Hip Varus Osteotomy (VRO) Derotation Osteotomy Femoral Osteotomy
The femur is the thigh bone. At the lower end is the knee. At the upper end is the hip. Look at figures 2, 3, & 4, above. You can see that the femur is angled and ends
in a ball shaped top (called the head). The short slanted segment below the "head" is the neck of the femur. You might call the long vertical shaft of the femur, the "body", if you like.
The round head sits in the hip socket (also called the acetabulum). The hip joint is
of two halves, the pelvic socket and the ball of the femur.
Problems of the hip can be many.
The socket can be too shallow, too large, too small, lacking proper round contour
etc. These problems of plasticity of shape are lumped in a name "dysplasia". That's another page.
In figure 2, we see a problem of the femoral neck. It is too vertical. It does not point
toward the socket sufficiently. That is called femoral neck "valgus" (or just plain valgus). The opposite of valgus is varus. In femoral varus the neck would be more horizontal.

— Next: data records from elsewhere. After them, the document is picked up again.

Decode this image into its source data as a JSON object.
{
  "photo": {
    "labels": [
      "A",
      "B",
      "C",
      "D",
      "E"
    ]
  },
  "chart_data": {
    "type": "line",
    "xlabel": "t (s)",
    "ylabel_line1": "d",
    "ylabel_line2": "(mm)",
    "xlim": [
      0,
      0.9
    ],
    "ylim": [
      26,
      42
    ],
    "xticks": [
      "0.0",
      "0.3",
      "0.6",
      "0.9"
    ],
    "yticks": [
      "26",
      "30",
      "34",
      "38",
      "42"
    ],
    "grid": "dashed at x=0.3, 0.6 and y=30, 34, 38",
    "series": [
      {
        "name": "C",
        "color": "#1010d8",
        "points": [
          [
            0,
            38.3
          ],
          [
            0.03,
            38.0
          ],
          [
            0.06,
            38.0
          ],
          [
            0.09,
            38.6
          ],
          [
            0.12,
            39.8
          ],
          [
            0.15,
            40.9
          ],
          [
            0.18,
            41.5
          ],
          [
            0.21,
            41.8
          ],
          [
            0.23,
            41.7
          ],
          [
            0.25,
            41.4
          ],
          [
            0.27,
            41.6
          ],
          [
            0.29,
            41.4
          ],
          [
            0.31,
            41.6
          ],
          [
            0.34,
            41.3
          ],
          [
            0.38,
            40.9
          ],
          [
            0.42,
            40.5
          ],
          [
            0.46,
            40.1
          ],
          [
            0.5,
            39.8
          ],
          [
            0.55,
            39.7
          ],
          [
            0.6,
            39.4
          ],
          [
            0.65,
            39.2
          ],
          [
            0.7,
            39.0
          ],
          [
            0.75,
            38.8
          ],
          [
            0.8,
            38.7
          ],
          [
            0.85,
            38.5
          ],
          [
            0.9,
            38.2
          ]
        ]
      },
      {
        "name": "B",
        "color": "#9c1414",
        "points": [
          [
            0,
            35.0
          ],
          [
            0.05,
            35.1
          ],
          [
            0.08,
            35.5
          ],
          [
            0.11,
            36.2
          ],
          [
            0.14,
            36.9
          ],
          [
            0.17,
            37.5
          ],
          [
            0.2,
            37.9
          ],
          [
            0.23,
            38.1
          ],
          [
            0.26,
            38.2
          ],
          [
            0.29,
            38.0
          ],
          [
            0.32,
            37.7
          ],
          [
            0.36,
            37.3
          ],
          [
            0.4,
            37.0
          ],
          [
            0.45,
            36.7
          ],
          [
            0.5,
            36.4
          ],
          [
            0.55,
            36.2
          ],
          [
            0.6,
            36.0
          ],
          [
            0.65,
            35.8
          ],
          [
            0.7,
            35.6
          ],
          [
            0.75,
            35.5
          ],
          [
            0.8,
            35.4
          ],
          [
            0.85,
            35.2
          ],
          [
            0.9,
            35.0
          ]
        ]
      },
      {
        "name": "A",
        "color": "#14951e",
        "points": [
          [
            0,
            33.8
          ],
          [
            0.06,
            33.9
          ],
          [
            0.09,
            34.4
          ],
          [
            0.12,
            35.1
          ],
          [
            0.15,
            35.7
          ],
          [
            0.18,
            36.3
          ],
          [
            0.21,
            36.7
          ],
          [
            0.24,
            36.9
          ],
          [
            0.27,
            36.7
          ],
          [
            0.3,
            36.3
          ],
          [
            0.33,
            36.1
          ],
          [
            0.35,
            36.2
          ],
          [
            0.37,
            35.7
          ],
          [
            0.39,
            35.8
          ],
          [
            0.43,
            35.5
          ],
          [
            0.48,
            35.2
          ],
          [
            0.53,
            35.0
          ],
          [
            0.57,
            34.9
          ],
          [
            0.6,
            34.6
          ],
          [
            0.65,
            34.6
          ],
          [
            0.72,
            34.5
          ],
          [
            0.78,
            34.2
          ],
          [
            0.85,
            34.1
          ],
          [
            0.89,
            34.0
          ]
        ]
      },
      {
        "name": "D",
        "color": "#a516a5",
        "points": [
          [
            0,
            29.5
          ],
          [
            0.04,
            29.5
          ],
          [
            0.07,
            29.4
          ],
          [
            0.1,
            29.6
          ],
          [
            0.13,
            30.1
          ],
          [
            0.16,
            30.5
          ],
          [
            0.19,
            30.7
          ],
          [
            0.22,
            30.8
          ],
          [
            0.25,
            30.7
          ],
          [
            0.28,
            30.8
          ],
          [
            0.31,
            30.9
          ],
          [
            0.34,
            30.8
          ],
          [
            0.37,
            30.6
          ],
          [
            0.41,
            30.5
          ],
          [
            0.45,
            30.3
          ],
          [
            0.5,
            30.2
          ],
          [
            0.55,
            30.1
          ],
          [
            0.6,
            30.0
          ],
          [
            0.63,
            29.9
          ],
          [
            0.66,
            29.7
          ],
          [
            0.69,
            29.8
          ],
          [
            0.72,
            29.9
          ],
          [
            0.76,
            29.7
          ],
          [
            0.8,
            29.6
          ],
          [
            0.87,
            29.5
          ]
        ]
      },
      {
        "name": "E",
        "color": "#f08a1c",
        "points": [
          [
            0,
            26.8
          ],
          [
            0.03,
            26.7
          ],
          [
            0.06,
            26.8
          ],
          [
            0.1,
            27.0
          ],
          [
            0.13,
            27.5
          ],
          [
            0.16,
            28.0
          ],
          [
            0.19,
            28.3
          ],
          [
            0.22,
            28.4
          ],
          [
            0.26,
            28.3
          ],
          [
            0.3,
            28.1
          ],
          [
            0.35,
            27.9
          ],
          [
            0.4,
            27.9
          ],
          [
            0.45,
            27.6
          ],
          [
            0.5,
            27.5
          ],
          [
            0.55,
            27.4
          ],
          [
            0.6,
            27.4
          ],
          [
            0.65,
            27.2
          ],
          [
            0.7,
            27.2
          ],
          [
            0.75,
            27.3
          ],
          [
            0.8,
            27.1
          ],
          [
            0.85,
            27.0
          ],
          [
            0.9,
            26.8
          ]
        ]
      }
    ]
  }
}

The most common femur intervention for cerebral palsied persons, is to deal with a
dislocating hip. In that setting the hip dislocates because the hip socket is too shallow (1) and perhaps the femoral neck too vertical (2 valgus).
Cutting (tome) any bone (osteo) is called osteotomy. Osteotomy of the thigh bone
just below the neck, in order to angle the upper femur (the neck) more sharply into the socket is performed at times. The advantage is that a single operation can handle
an array of issues. Even if the femur neck angle is proper, a steeper varus angle causes muscles to pull less vertically toward the socket top edge but rather more horizontally toward the socket center.
In fact, most surgeries to produce varus are not to undo excess valgus, but rather to
produce more varus than is normal so as to offset less vertically stable sockets.
Often, in order to further stabilize or to redirect the direction of the knee below, the
reattachment of the femoral neck back to the body of the femur (with a metal plate and screws) after it has been divided is in an altered horizontal rotation (called derotation or just rotation).
The name VRO means Varus Rotational Osteotomy.
The name VDO means Varus Derotational Osteotomy They mean about the same thing.
The disadvantage is that this femur surgery shortens the leg, makes it strangely wide
at the hip, and causes the leg to track oddly between sitting posture to standing. Bone healing (to standing time) is about 8-12 weeks. A hip metal 'nail' (a
specialized angled metal plate and screw affair) is needed to hold the two pieces of divided femur together until bone healing and takes over. The "nail" is removed about one year later. Loss of position is not rare, requiring potential revision surgery.
Muscle operations are often performed at the same time. Most VROs require a body
cast that includes the legs (spica cast).
Anteversion is when the femoral head+neck point too forward relative to the
direction of the knee. This is the strongest argument for VRO type surgery.